Four years passed before Otaboev struck again. On 10 August 2014, he lured the 9-year-old deaf boy Yorkinbek Aliboev into his house after seeing him riding a bicycle near his home. After the boy got inside, Otaboev struck him on the head several times, killing him on the spot. In order to get rid of the evidence, he threw the body into a cesspool which he later buried, and disposed of the bicycle in a nearby river. A week later, investigators located the bike but were unable to trace it either back to the boy's location or to his abductor.

After two children disappeared mysteriously from the tightly knit community, a rumour spread around the area that a maniac was abducting and killing children, causing panicked locals to move out of the mahalla together with their families. In 2017, Otaboev would finally marry a woman, a girl named Nargiza, but this failed to prevent him from committing one final murder. In November of that same year, the 3-year-old Oybek Azimboev accidentally walked onto his private property, angering Zokhid. He got out of the house and hit the boy on the head with a kettle, causing him serious injuries. Before he could finish the boy off, Otaboev heard that the boy's mother Mukhlis, frightened by his long absence, had started looking for him. He then dragged Azimboev to his barn, where he repeatedly hit the boy before finally strangling him with a rope. Eventually, Mukhlis knocked on Otaboev's door and asked him if he had seen her son, but he replied that he had been asleep and was unaware that the boy was missing.
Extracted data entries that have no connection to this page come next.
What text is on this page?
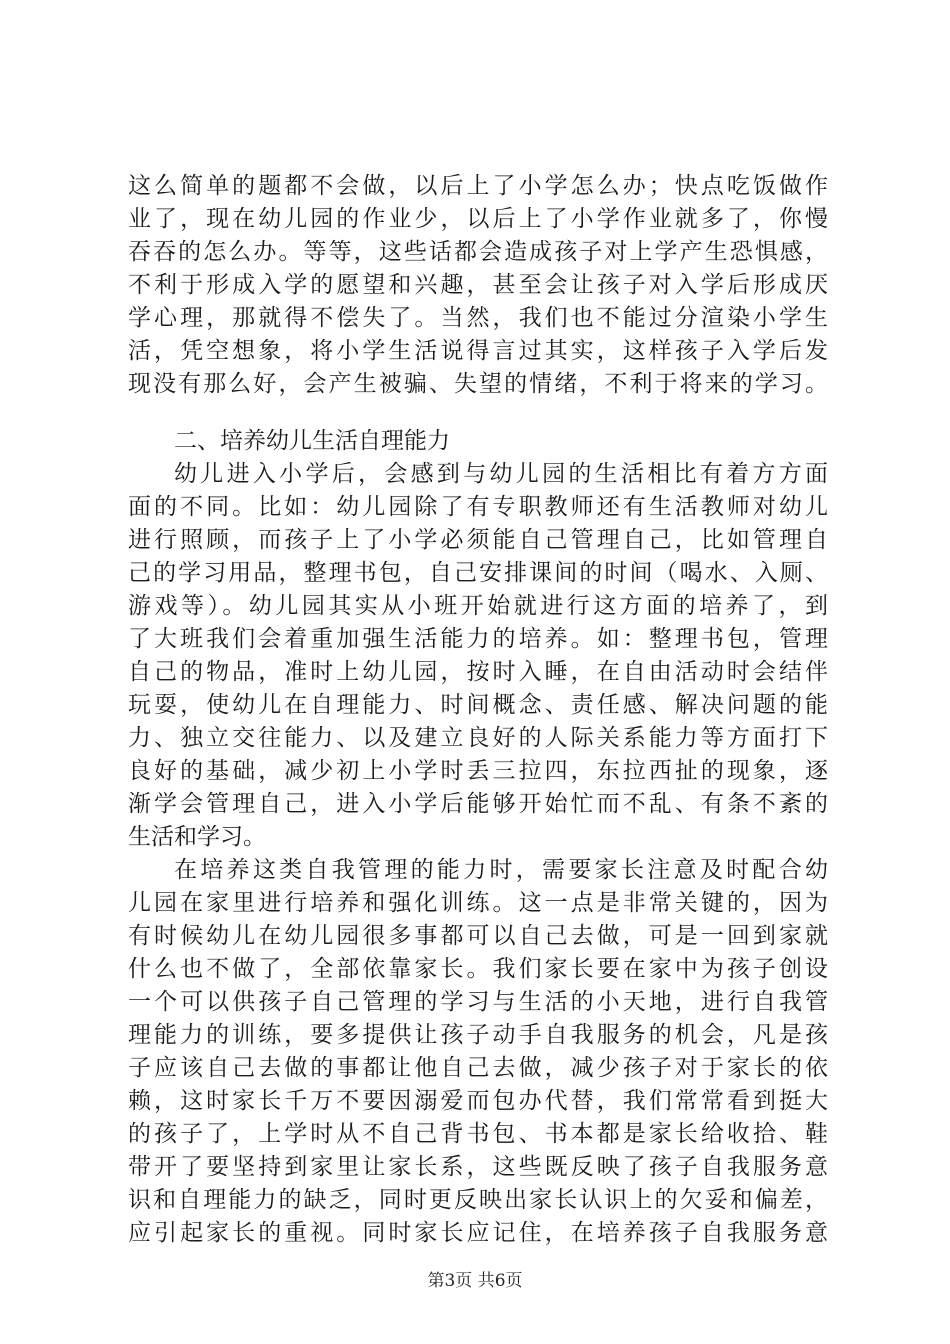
这么简单的题都不会做，以后上了小学怎么办；快点吃饭做作
业了，现在幼儿园的作业少，以后上了小学作业就多了，你慢
吞吞的怎么办。等等，这些话都会造成孩子对上学产生恐惧感，
不利于形成入学的愿望和兴趣，甚至会让孩子对入学后形成厌
学心理，那就得不偿失了。当然，我们也不能过分渲染小学生
活，凭空想象，将小学生活说得言过其实，这样孩子入学后发
现没有那么好，会产生被骗、失望的情绪，不利于将来的学习。
二、培养幼儿生活自理能力
幼儿进入小学后，会感到与幼儿园的生活相比有着方方面
面的不同。比如：幼儿园除了有专职教师还有生活教师对幼儿
进行照顾，而孩子上了小学必须能自己管理自己，比如管理自
己的学习用品，整理书包，自己安排课间的时间（喝水、入厕、
游戏等）。幼儿园其实从小班开始就进行这方面的培养了，到
了大班我们会着重加强生活能力的培养。如：整理书包，管理
自己的物品，准时上幼儿园，按时入睡，在自由活动时会结伴
玩耍，使幼儿在自理能力、时间概念、责任感、解决问题的能
力、独立交往能力、以及建立良好的人际关系能力等方面打下
良好的基础，减少初上小学时丢三拉四，东拉西扯的现象，逐
渐学会管理自己，进入小学后能够开始忙而不乱、有条不紊的
生活和学习。
在培养这类自我管理的能力时，需要家长注意及时配合幼
儿园在家里进行培养和强化训练。这一点是非常关键的，因为
有时候幼儿在幼儿园很多事都可以自己去做，可是一回到家就
什么也不做了，全部依靠家长。我们家长要在家中为孩子创设
一个可以供孩子自己管理的学习与生活的小天地，进行自我管
理能力的训练，要多提供让孩子动手自我服务的机会，凡是孩
子应该自己去做的事都让他自己去做，减少孩子对于家长的依
赖，这时家长千万不要因溺爱而包办代替，我们常常看到挺大
的孩子了，上学时从不自己背书包、书本都是家长给收拾、鞋
带开了要坚持到家里让家长系，这些既反映了孩子自我服务意
识和自理能力的缺乏，同时更反映出家长认识上的欠妥和偏差，
应引起家长的重视。同时家长应记住，在培养孩子自我服务意
第3页 共6页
After she left, Otaboev returned to the body, which he dragged to a nearby cesspool and subsequently buried it there.

==Arrest, trial and imprisonment==
Three days after killing Oybek, Otaboev was detained by local law enforcement as a suspect in the child murders that had been plaguing the area. During interrogations, Otaboev fully admitted his guilt and then proceeded to show the burial sites to the authorities, who recorded the excavations. After a several-month-long trial, Zokhid Otaboev was found guilty and sentenced to life imprisonment.